4. En deuxième lieu, il n'appartient pas au tribunal, dans l'exercice de ses missions juridictionnelles, de rendre des avis ou de donner des conseils au requérant.

5. En troisième lieu, à supposer même que Mme A ait entendu critiquer la légalité de la décision rejetant sa demande de regroupement familial, la requérante n'a soulevé que des moyens inopérants ou qui ne sont assortis que de faits manifestement insusceptibles de venir à leur soutien ou ne sont manifestement pas assortis des précisions permettant d'en apprécier le bien-fondé.

6. En dernier lieu, la partie du courrier du 8 décembre 2023 par laquelle le préfet de Saône-et-Loire a invité Mme A à solliciter un visa auprès des autorités consulaires françaises du lieu de résidence de son époux n'a pas le caractère d'une décision faisant grief susceptible de faire l'objet d'un recours pour excès de pouvoir.

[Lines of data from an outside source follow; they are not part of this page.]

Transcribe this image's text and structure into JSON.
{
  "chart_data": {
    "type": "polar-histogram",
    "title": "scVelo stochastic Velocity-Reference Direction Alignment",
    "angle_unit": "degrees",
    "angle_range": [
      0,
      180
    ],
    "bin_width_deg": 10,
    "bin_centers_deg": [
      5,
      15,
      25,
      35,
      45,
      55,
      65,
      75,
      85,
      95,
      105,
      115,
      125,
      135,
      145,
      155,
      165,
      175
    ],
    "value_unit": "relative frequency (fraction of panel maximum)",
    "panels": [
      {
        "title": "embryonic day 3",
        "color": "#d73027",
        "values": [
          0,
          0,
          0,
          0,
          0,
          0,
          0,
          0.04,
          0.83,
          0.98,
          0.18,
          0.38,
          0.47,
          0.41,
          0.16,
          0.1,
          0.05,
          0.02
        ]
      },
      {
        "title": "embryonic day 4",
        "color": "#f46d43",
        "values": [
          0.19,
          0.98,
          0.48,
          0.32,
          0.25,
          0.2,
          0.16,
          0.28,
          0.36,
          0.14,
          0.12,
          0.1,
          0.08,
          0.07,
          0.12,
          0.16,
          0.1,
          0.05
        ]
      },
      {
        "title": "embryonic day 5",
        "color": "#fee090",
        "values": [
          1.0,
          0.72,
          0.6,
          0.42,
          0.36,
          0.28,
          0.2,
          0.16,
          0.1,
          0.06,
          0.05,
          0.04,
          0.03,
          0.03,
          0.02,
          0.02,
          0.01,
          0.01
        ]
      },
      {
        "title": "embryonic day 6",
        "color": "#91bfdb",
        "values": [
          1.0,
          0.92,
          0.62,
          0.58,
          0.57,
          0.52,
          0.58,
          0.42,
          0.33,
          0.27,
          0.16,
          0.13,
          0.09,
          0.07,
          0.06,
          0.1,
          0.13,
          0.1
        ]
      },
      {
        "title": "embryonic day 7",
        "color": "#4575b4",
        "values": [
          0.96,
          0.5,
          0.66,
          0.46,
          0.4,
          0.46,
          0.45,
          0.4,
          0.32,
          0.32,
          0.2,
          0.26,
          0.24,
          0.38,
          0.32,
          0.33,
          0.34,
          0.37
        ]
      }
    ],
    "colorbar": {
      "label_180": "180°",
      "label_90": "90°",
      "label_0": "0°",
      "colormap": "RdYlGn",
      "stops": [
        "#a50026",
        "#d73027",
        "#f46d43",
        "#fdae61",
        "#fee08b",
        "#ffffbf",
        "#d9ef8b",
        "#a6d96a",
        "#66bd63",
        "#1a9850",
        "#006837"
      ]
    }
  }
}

7. Il résulte de ce qui précède que la requête de Mme A peut être rejetée en application des 4° et 7° de l'article R. 222-1 du code de justice administrative.

ORDONNE :

Article 1er : La requête de Mme A est rejetée.

Article 2 : La présente ordonnance sera notifiée à Mme B A.

Fait à Dijon le 21 février 2024.

Le président de la 3ème chambre,

L. Boissy

La République mande et ordonne au préfet de Saône-et-Loire, en ce qui le concerne, ou à tous commissaires de justice à ce requis, en ce qui concerne les voies de droit commun contre les parties privées, de pourvoir à l'exécution de la présente décision.